Secondary funds raise pace of startup investments
Speciality secondary funds, TR Capital and NewQuest Capital Partners, have started buying shares in individual startups after discussions to purchase venture capital portfolios didn’t fructify
Bengaluru: Speciality secondary funds such as TR Capital and NewQuest Capital Partners are increasing their pace of investing in startups, as venture capital firms seek to generate long-overdue returns in the absence of initial public offerings (IPOs).
TR Capital and NewQuest have started buying shares in individual startups after discussions to purchase VC portfolios didn’t fructify, four people familiar with the matter said.
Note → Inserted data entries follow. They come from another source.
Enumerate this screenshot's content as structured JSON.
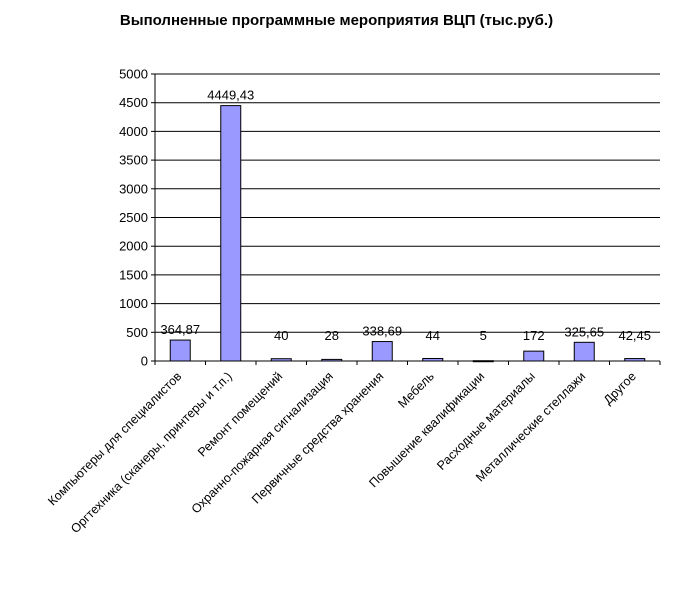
{
  "chart_data": {
    "type": "bar",
    "title": "Выполненные программные мероприятия ВЦП (тыс.руб.)",
    "xlabel": "",
    "ylabel": "",
    "ylim": [
      0,
      5000
    ],
    "yticks": [
      0,
      500,
      1000,
      1500,
      2000,
      2500,
      3000,
      3500,
      4000,
      4500,
      5000
    ],
    "grid": true,
    "legend": "none",
    "bar_color": "#9999ff",
    "categories": [
      "Компьютеры для специалистов",
      "Оргтехника (сканеры, принтеры и т.п.)",
      "Ремонт помещений",
      "Охранно-пожарная сигнализация",
      "Первичные средства хранения",
      "Мебель",
      "Повышение квалификации",
      "Расходные материалы",
      "Металлические стеллажи",
      "Другое"
    ],
    "values": [
      364.87,
      4449.43,
      40,
      28,
      338.69,
      44,
      5,
      172,
      325.65,
      42.45
    ],
    "data_labels": [
      "364,87",
      "4449,43",
      "40",
      "28",
      "338,69",
      "44",
      "5",
      "172",
      "325,65",
      "42,45"
    ]
  }
}
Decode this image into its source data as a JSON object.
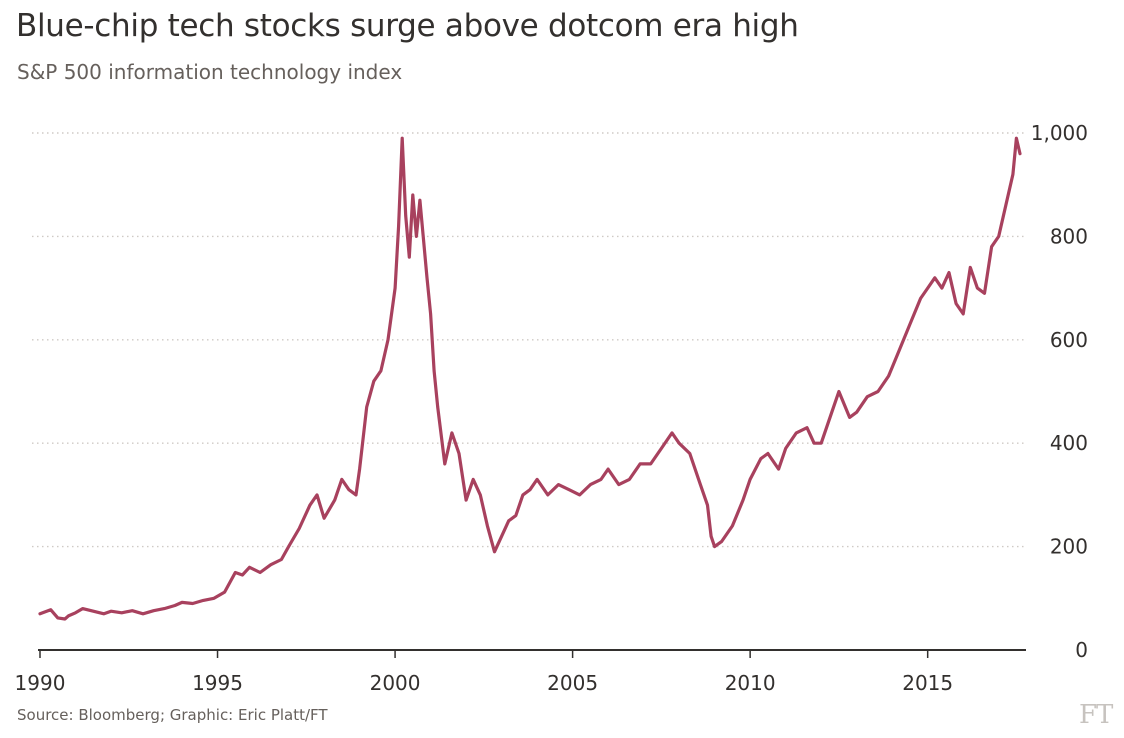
{
  "title": "Blue-chip tech stocks surge above dotcom era high",
  "subtitle": "S&P 500 information technology index",
  "source": "Source: Bloomberg; Graphic: Eric Platt/FT",
  "brand": "FT",
  "colors": {
    "series": "#a8415e",
    "grid": "#cfcac5",
    "axis": "#33302e",
    "text": "#33302e",
    "muted": "#66605c"
  },
  "chart_data": {
    "type": "line",
    "title": "Blue-chip tech stocks surge above dotcom era high",
    "subtitle": "S&P 500 information technology index",
    "xlabel": "",
    "ylabel": "",
    "xlim": [
      1990,
      2017.6
    ],
    "ylim": [
      0,
      1000
    ],
    "x_ticks": [
      {
        "value": 1990,
        "label": "1990"
      },
      {
        "value": 1995,
        "label": "1995"
      },
      {
        "value": 2000,
        "label": "2000"
      },
      {
        "value": 2005,
        "label": "2005"
      },
      {
        "value": 2010,
        "label": "2010"
      },
      {
        "value": 2015,
        "label": "2015"
      }
    ],
    "y_ticks": [
      {
        "value": 0,
        "label": "0"
      },
      {
        "value": 200,
        "label": "200"
      },
      {
        "value": 400,
        "label": "400"
      },
      {
        "value": 600,
        "label": "600"
      },
      {
        "value": 800,
        "label": "800"
      },
      {
        "value": 1000,
        "label": "1,000"
      }
    ],
    "grid": true,
    "y_axis_position": "right",
    "series": [
      {
        "x": [
          1990.0,
          1990.3,
          1990.5,
          1990.7,
          1990.8,
          1991.0,
          1991.2,
          1991.5,
          1991.8,
          1992.0,
          1992.3,
          1992.6,
          1992.9,
          1993.2,
          1993.5,
          1993.8,
          1994.0,
          1994.3,
          1994.6,
          1994.9,
          1995.2,
          1995.5,
          1995.7,
          1995.9,
          1996.2,
          1996.5,
          1996.8,
          1997.0,
          1997.3,
          1997.6,
          1997.8,
          1998.0,
          1998.3,
          1998.5,
          1998.7,
          1998.9,
          1999.0,
          1999.2,
          1999.4,
          1999.6,
          1999.8,
          2000.0,
          2000.1,
          2000.2,
          2000.3,
          2000.4,
          2000.5,
          2000.6,
          2000.7,
          2000.9,
          2001.0,
          2001.1,
          2001.2,
          2001.4,
          2001.6,
          2001.8,
          2002.0,
          2002.2,
          2002.4,
          2002.6,
          2002.8,
          2003.0,
          2003.2,
          2003.4,
          2003.6,
          2003.8,
          2004.0,
          2004.3,
          2004.6,
          2004.9,
          2005.2,
          2005.5,
          2005.8,
          2006.0,
          2006.3,
          2006.6,
          2006.9,
          2007.2,
          2007.5,
          2007.8,
          2008.0,
          2008.3,
          2008.6,
          2008.8,
          2008.9,
          2009.0,
          2009.2,
          2009.5,
          2009.8,
          2010.0,
          2010.3,
          2010.5,
          2010.8,
          2011.0,
          2011.3,
          2011.6,
          2011.8,
          2012.0,
          2012.3,
          2012.5,
          2012.8,
          2013.0,
          2013.3,
          2013.6,
          2013.9,
          2014.2,
          2014.5,
          2014.8,
          2015.0,
          2015.2,
          2015.4,
          2015.6,
          2015.8,
          2016.0,
          2016.2,
          2016.4,
          2016.6,
          2016.8,
          2017.0,
          2017.2,
          2017.4,
          2017.5,
          2017.6
        ],
        "y": [
          70,
          78,
          62,
          60,
          66,
          72,
          80,
          75,
          70,
          75,
          72,
          76,
          70,
          76,
          80,
          86,
          92,
          90,
          96,
          100,
          112,
          150,
          145,
          160,
          150,
          165,
          175,
          200,
          235,
          280,
          300,
          255,
          290,
          330,
          310,
          300,
          350,
          470,
          520,
          540,
          600,
          700,
          820,
          990,
          840,
          760,
          880,
          800,
          870,
          720,
          650,
          540,
          470,
          360,
          420,
          380,
          290,
          330,
          300,
          240,
          190,
          220,
          250,
          260,
          300,
          310,
          330,
          300,
          320,
          310,
          300,
          320,
          330,
          350,
          320,
          330,
          360,
          360,
          390,
          420,
          400,
          380,
          320,
          280,
          220,
          200,
          210,
          240,
          290,
          330,
          370,
          380,
          350,
          390,
          420,
          430,
          400,
          400,
          460,
          500,
          450,
          460,
          490,
          500,
          530,
          580,
          630,
          680,
          700,
          720,
          700,
          730,
          670,
          650,
          740,
          700,
          690,
          780,
          800,
          860,
          920,
          990,
          960
        ]
      }
    ]
  }
}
TR Capital has appointed Norbert Fernandes, founder of startup investment firm IvyCap Ventures, as vice-president to hunt for startup deals, the people said.
TR and NewQuest are in talks to buy shares in Flipkart, Ola, Paytm, Swiggy, Freshdesk, Byju’s, Lenskart and others, the people cited above said, on condition of anonymity.
VC firms that have sold shares or are in the process of selling shares include IDG Ventures, Matrix Partners, Accel Partners, Blume Ventures and Norwest Partners, the people said.
If the proposed deals materialize, VCs will be able to show attractive returns on some large investments, potentially boosting deal volume in the startup ecosystem over the next two years.
VC firms are scrambling to sell stakes in old portfolio companies to specialist funds and asking for fund extensions, as they seek to prove that their bets on Indian startups will pay off after more than a decade of investing, Mint reported on 23 February.
“Portfolio sales are very complex and take a lot of time so secondary funds are now starting to buy shares in companies via secondary transactions. TR and NewQuest are the most aggressive of the lot,” one of the four people cited above said.
One benefit of buying shares in secondary deals is that the buyer sometimes gets a discounted price.
“Secondary funds have the advantage of buying at a discount because VCs are okay selling at a lower price because getting liquidity is so tough,” the second of the four people cited above said.
In the absence of IPOs and big-ticket acquisitions, secondary share sales have become the biggest source of exits for VCs in India.
Until now, Japan’s SoftBank Group has led the way in providing secondary exits to VCs in Flipkart, Ola and Paytm.
Following SoftBank’s lead, other large funds and investors are now striking such deals. The proposed investment by Walmart Inc., the world’s largest retailer, into Flipkart involves a large proportion of secondary share purchases.
Such secondary deals may help VCs change the perception among some limited partners—investment firms that put money into VCs—that the Indian market looks promising on paper but doesn’t return enough money.
TR Capital and NewQuest did not respond to emails seeking comment.